Now that the second week of school is officially underway and everyone is getting settled, I’m taking some time to stock my pantry for the busy weeks and months to come.
The freezer is filled with frozen cookie dough balls and tomato sauce, and my cupboards are home to an assortment of homemade muffin mixes: dry ingredients packed together and ready to be turned into baked goods as soon as the need arises.

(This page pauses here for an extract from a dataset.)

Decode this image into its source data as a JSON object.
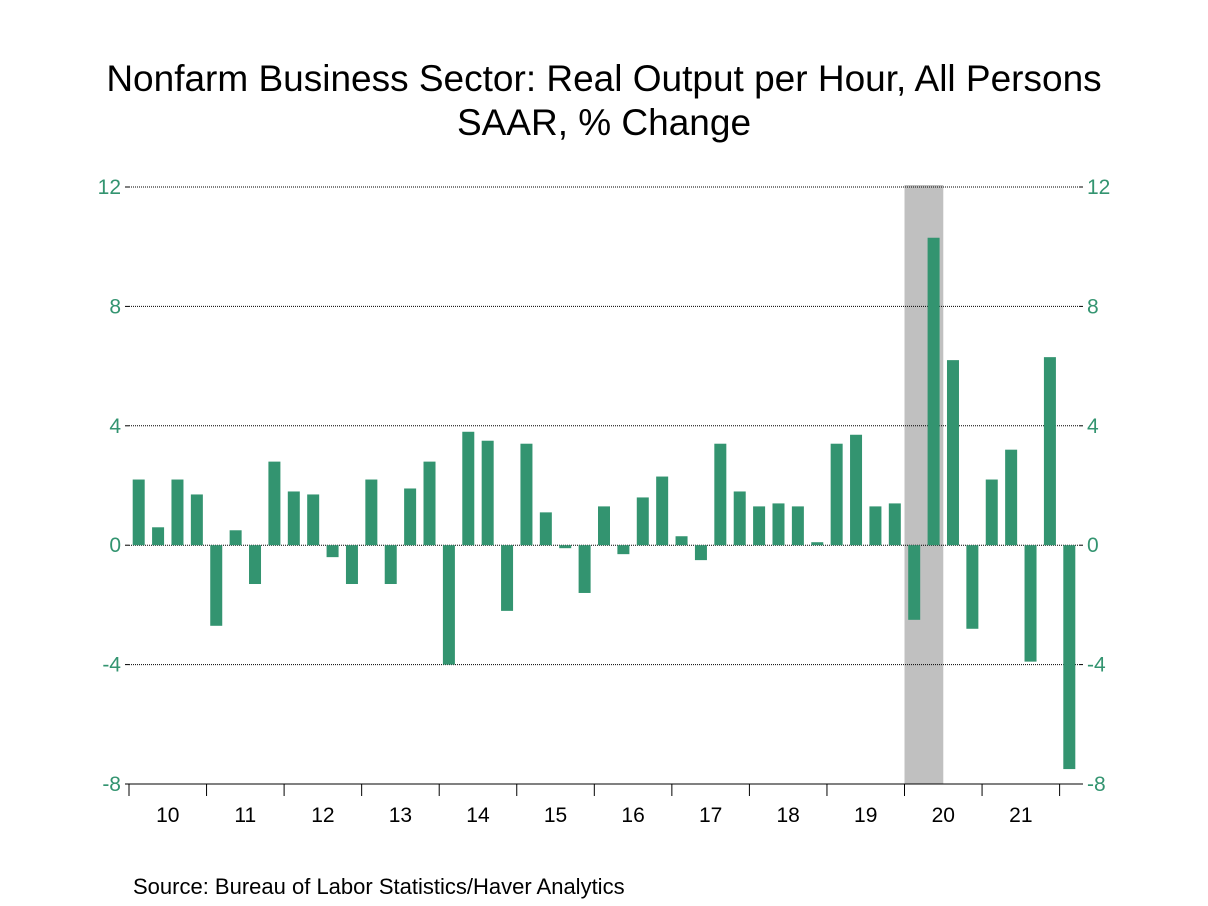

I like to make muffin mixes for two simple reasons: they are more economical then the store-bought variety, and I can control the ingredients that goes into them. They can be made with any grain I have on hand (oats, wheat, spelt, buckwheat, etc) and then nuts, seeds, chocolate chips and/or dried fruits can be added as desired. Homemade mixes also provide the opportunity to include the additives you just might want in your food like chia seeds, wheat germ and ground flax, just to name a few.

The mixes can be made with almost any muffin recipe. Combine the dry ingredients in a bowl and store the mixture in large zip top bags. Before you fill the baggies with your muffin mix, write the remainder of the ingredients and the cooking instructions on the outside of the bag to save yourself the hassle of looking up your recipe again when it comes time to make your treats.

Cornmeal Dried Cranberry Muffins

You’ll Need

DRY INGREDIENTS:

  • 1 cup whole wheat flour
  • 1 cup yellow cornmeal
  • 1 cup light-brown sugar, packed
  • ¾ cups dried cranberries
  • 2 Tbsp ground flax seeds
  • 1 Tbsp baking powder
  • ½ tsp salt
  • ½ tsp ground cinnamon

WET INGREDIENTS TO BE ADDED:

  • 4 Tbsp butter
  • 2 large eggs, beaten
  • 1 cup buttermilk

Prep and Cook

  1. Place all of the dry ingredients in a re-sealable plastic bag and shake well to combine. Write the remainder of the ingredients on the bag with the instructions following.
  2. When you’re ready to bake, preheat the oven to 400°F.
  3. Coat a muffin tin with non-stick spray, and set aside.
  4. Place the dry ingredient mixture in a medium bowl. Add the wet ingredients and stir to combine. The mixture should be lumpy.
  5. Scoop mixture evenly into the prepared muffin tin.
  6. Bake until golden brown, 12 to 15 minutes. Remove from oven and allow to cool for 5 minutes before serving.